Ludwig Wittgenstein, Entretiens de Wittgenstein (1929-1932), in Manifeste du Cercle de Vienne et autres écrits, PUF, 1985, p. 269.

  
  "Dans la mesure où le mot de « norme » désigne une prescription ou un ordre la « norme» signifie que quelque chose doit être ou avoir lieu. Son expression linguistique est un impératif ou une proposition normative. L'acte, dont la signification est que quelque chose est ordonné ou prescrit, est un acte de volonté. Ce qui est ordonné ou prescrit est en premier lieu un comportement humain déterminé. Celui qui ordonne ou prescrit quelque chose, veut que quelque chose doit avoir lieu. Le devoir-être, la norme est la signification d'une volonté, d'un acte de volonté et - quand la norme est une prescription ou un commandement -, la signification d'un acte, qui est dirigé vers le comportement d'autrui, d'un acte dont la signification est qu'une autre personne (ou d'autres personnes) doit se comporter d'une manière déterminée."
 
Hans Kelsen, Théorie générale des normes, Chapitre I, § 3, 1979, tr. fr.

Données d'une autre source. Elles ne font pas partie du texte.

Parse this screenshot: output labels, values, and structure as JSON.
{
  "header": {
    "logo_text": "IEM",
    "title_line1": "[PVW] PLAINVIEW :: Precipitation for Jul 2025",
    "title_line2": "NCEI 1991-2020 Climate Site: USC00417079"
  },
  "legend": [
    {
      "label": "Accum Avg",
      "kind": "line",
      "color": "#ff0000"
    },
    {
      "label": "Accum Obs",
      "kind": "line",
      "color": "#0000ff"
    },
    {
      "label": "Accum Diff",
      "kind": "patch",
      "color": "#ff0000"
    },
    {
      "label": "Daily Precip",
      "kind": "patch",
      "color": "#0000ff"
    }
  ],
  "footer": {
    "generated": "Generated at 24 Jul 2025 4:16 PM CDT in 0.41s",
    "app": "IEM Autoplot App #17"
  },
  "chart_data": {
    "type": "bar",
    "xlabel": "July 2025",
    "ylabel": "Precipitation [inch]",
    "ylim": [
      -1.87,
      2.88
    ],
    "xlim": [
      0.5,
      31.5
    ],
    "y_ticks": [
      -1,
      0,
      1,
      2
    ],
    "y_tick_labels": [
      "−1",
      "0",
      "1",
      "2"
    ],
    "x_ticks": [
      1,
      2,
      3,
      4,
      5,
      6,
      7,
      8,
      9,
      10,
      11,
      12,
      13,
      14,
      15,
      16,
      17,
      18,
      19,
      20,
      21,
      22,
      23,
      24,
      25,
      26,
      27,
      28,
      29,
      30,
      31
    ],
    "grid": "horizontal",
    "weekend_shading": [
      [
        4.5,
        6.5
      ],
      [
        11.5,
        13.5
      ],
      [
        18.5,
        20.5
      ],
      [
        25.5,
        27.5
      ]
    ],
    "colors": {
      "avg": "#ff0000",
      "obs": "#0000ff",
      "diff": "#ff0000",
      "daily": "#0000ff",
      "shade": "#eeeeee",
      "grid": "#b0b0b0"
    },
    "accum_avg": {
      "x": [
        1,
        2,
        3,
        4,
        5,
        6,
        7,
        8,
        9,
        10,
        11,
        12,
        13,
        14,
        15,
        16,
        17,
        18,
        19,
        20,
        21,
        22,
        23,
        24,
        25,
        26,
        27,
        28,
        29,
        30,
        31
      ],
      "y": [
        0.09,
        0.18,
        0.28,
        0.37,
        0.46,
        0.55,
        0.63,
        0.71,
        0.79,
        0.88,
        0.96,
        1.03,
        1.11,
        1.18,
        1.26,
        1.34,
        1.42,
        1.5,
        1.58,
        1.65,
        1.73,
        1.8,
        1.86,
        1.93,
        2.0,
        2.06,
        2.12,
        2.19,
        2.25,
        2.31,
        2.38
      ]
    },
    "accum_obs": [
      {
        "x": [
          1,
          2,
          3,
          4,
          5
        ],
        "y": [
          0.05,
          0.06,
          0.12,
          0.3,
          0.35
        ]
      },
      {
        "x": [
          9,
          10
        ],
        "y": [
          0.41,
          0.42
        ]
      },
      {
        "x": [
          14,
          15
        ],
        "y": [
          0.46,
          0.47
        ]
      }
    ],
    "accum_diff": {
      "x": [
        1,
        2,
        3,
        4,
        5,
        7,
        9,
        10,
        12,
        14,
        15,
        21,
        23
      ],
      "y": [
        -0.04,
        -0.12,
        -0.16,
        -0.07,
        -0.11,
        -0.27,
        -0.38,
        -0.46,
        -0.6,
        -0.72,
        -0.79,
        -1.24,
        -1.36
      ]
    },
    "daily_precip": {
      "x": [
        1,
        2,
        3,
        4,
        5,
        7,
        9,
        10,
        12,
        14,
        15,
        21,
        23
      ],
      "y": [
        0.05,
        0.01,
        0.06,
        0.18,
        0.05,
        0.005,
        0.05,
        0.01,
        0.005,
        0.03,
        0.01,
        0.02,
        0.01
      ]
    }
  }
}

Olivier Béaud et Fabrice Malkani, PUF, 1996, p. 2.


  "Les impératifs « universels » ordinaires comme « Interdit de fumer » se distinguent des jugements de valeur en ce qu'ils ne sont pas véritablement universels. Nous sommes ainsi en mesure de faire une distinction entre ces deux types d'énoncés sans revenir le moins du monde sur ce que j'ai dit au sujet de la relation entre jugements de valeur et impératifs. Car l'universel complet et l'universel incomplet impliquent l'un et l'autre le singulier : « Ne fumez jamais dans ce compartiment » implique l'impératif « Ne fumez pas (à  l'instant  présent) dans ce compartiment » ; il en va de même pour « Vous ne devriez pas (ought not) fumer dans ce compartiment », s'il s'agit d'un jugement de valeur. Mais la dernière phrase implique également, à l'inverse de la première, « Personne ne devrait fumer dans un compartiment exactement semblable à celui-ci, quel qu'il soit », et cette formule implique à son tour l'impératif « Ne fumez pas dans un compartiment exactement comme celui-ci, quel qu'il soit ».
  Ces considérations ne suffisent pas à elles seules à rendre compte des façons tout à fait différentes dont sont perçus la formule « Vous ne devriez pas… » (You ought not) et l'impératif « Ne faites jamais ceci ou cela… ». Deux facteurs supplémentaires interviennent. J'ai déjà fait allusion au premier : l'universalité complète du jugement moral signifie que nous ne pouvons y échapper ; son acceptation est, par conséquent, une affaire beaucoup plus grave que l'acceptation d'un impératif au domaine d'application duquel nous pouvons toujours nous soustraire. Cela expliquerait  pourquoi  les  impératifs  comme  ceux  contenus dans les lois d'un État, qui sont d'une application très générale, et auxquels il est par suite difficile d'échapper, sont perçus comme plus proches des jugements moraux que les règlements des Chemins de fer. Mais surtout les principes moraux, en partie à cause de leur universalité complète, sont devenus si enracinés (entrenched) dans nos esprits – selon les voies que j'ai déjà décrites – qu'ils ont acquis un caractère presque factuel et sont parfois même utilisés non comme des jugements de valeur, mais comme de simples énoncés de fait, comme nous l'avons vu. Rien de tout cela n'est vrai des impératifs comme « Ne fumez pas », et cela suffirait à expliquer la différence dans la façon dont sont perçus les deux types d'énoncés. Cependant, comme mon intention  n'est  pas  de  nier  que  les  jugements  moraux soient utilisés parfois de façon non évaluative, mais seulement d'affirmer qu'il y a des emplois  évaluatifs,  cette différence dans la façon dont ces deux types sont perçus ne détruit nullement mon argument. Il serait absurde, en effet, d'affirmer que « Interdit de fumer » équivaut à tous égards à « Vous ne devriez pas fumer ». Ce que j'ai affirmé, c'est seulement qu'ils ont ceci en commun qu'ils impliquent tous les deux des impératifs singuliers tels que « Ne fumez pas » (à l'instant présent)."

 

R. -M. Hare, The Language of Morals, 1952, tr. fr. par J. Lacoste, Oxford, Oxford University Press, 1961, p. 178.